The banking industry, struggling to make the profits it used to, is using the travails of another industry for its marketing: The U.S. Postal Service.
JPMorgan Chase & Co., Bank of America Corp., Citigroup Inc. and Wells Fargo & Co. are all using the looming threat of postal service cuts to sell bank services such as electronic payments and remittance pickups that can speed payments likely to be slowed by diminished mail service, Reuters reported.
"It is a conversation starter," said Daniel Peltz, head of Wells Fargo's treasury management division.
For banks, electronic transactions save as much as one-third of the cost of processing checks, according to industry estimates. The potential savings are greatest for bigger banks, which reap additional economies of scale by running more transactions through the computer systems they have built.

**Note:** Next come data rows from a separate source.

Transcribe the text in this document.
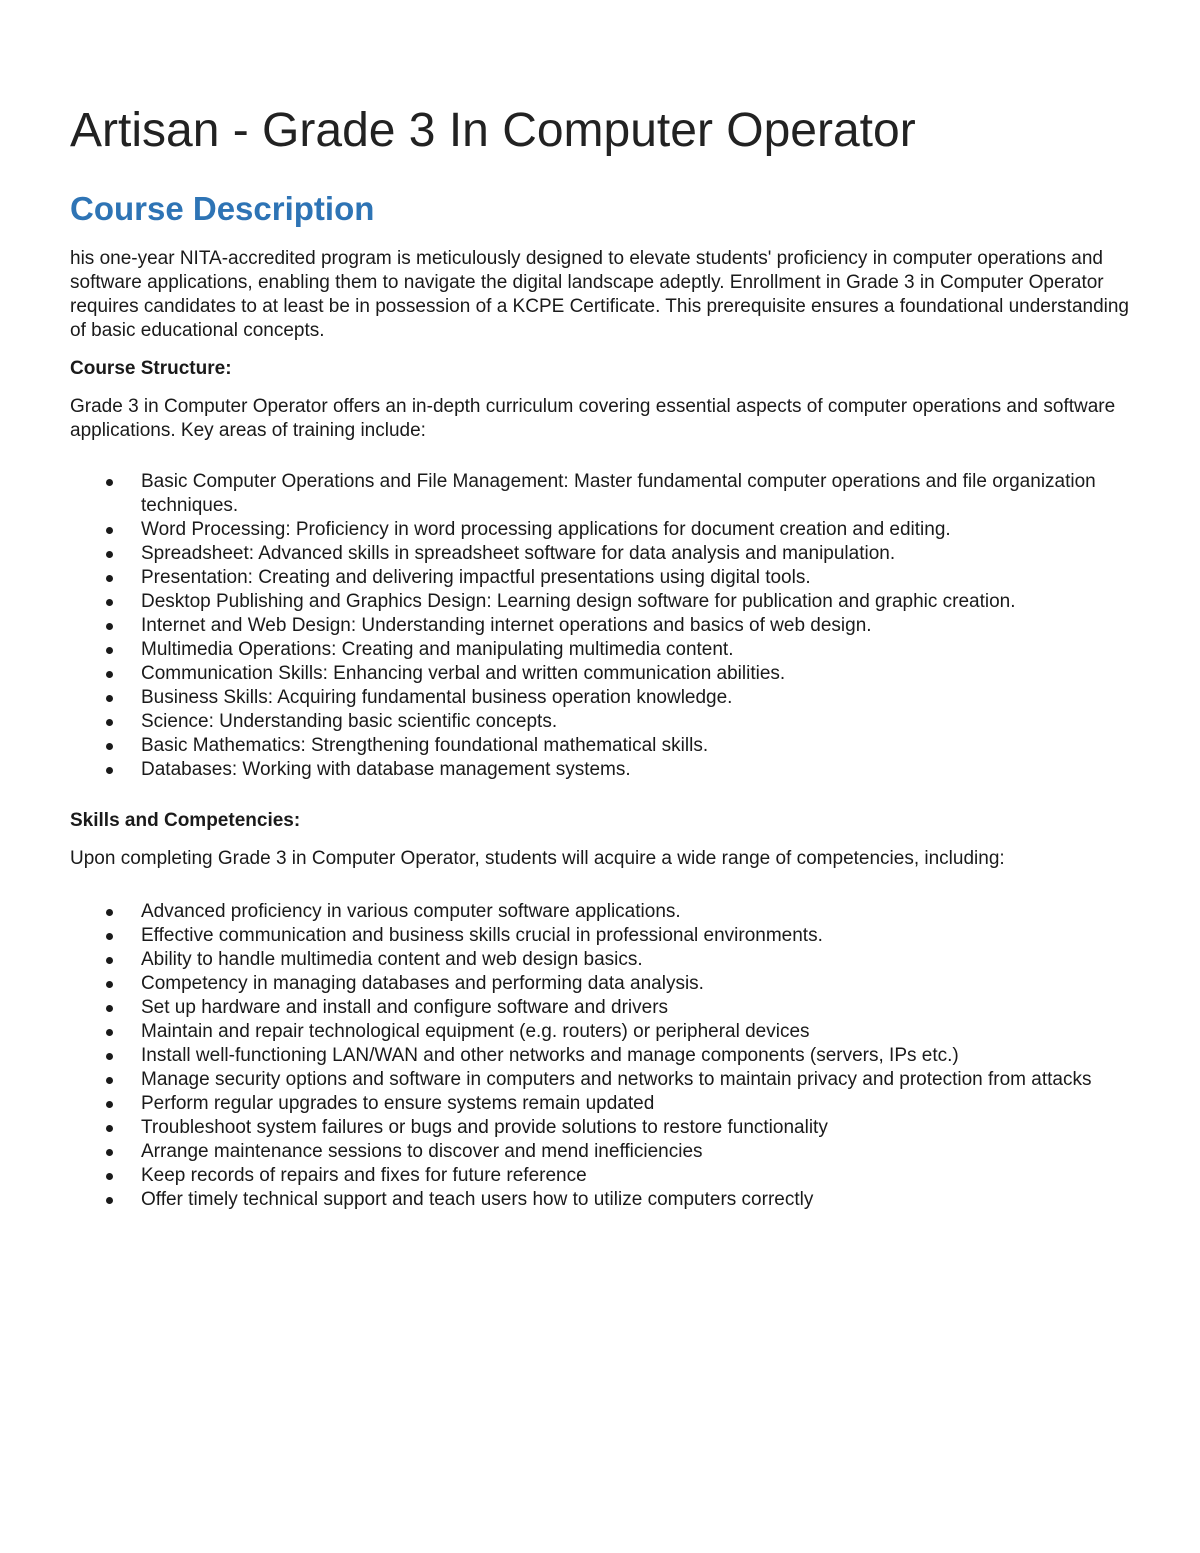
Artisan - Grade 3 In Computer Operator
Course Description

his one-year NITA-accredited program is meticulously designed to elevate students' proficiency in computer operations and software applications, enabling them to navigate the digital landscape adeptly. Enrollment in Grade 3 in Computer Operator requires candidates to at least be in possession of a KCPE Certificate. This prerequisite ensures a foundational understanding of basic educational concepts.

Course Structure:

Grade 3 in Computer Operator offers an in-depth curriculum covering essential aspects of computer operations and software applications. Key areas of training include:

Basic Computer Operations and File Management: Master fundamental computer operations and file organization techniques.
Word Processing: Proficiency in word processing applications for document creation and editing.
Spreadsheet: Advanced skills in spreadsheet software for data analysis and manipulation.
Presentation: Creating and delivering impactful presentations using digital tools.
Desktop Publishing and Graphics Design: Learning design software for publication and graphic creation.
Internet and Web Design: Understanding internet operations and basics of web design.
Multimedia Operations: Creating and manipulating multimedia content.
Communication Skills: Enhancing verbal and written communication abilities.
Business Skills: Acquiring fundamental business operation knowledge.
Science: Understanding basic scientific concepts.
Basic Mathematics: Strengthening foundational mathematical skills.
Databases: Working with database management systems.
Skills and Competencies:

Upon completing Grade 3 in Computer Operator, students will acquire a wide range of competencies, including:

Advanced proficiency in various computer software applications.
Effective communication and business skills crucial in professional environments.
Ability to handle multimedia content and web design basics.
Competency in managing databases and performing data analysis.
Set up hardware and install and configure software and drivers
Maintain and repair technological equipment (e.g. routers) or peripheral devices
Install well-functioning LAN/WAN and other networks and manage components (servers, IPs etc.)
Manage security options and software in computers and networks to maintain privacy and protection from attacks
Perform regular upgrades to ensure systems remain updated
Troubleshoot system failures or bugs and provide solutions to restore functionality
Arrange maintenance sessions to discover and mend inefficiencies
Keep records of repairs and fixes for future reference
Offer timely technical support and teach users how to utilize computers correctly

Banks are looking for any chance to save money these days, as tough markets and a weak economy hit their profits, and traditional revenue streams dry up due to stricter regulations.
Banks, however, may find it challenging to win more payment business because a delay in mail service is advantageous to bill payers who want to hold on to their funds as long as possible, Atkinson said. Payers typically drive the decision making around how they pay a supplier, surveys by Aite Group have found.
If more business turns to electronic payments, that could further hurt the Postal Service, which lost $5.1 billion in fiscal year 2011 and could see annual losses upward of $21 billion by 2016 if major changes are not made, Postmaster General Patrick Donahoe has said.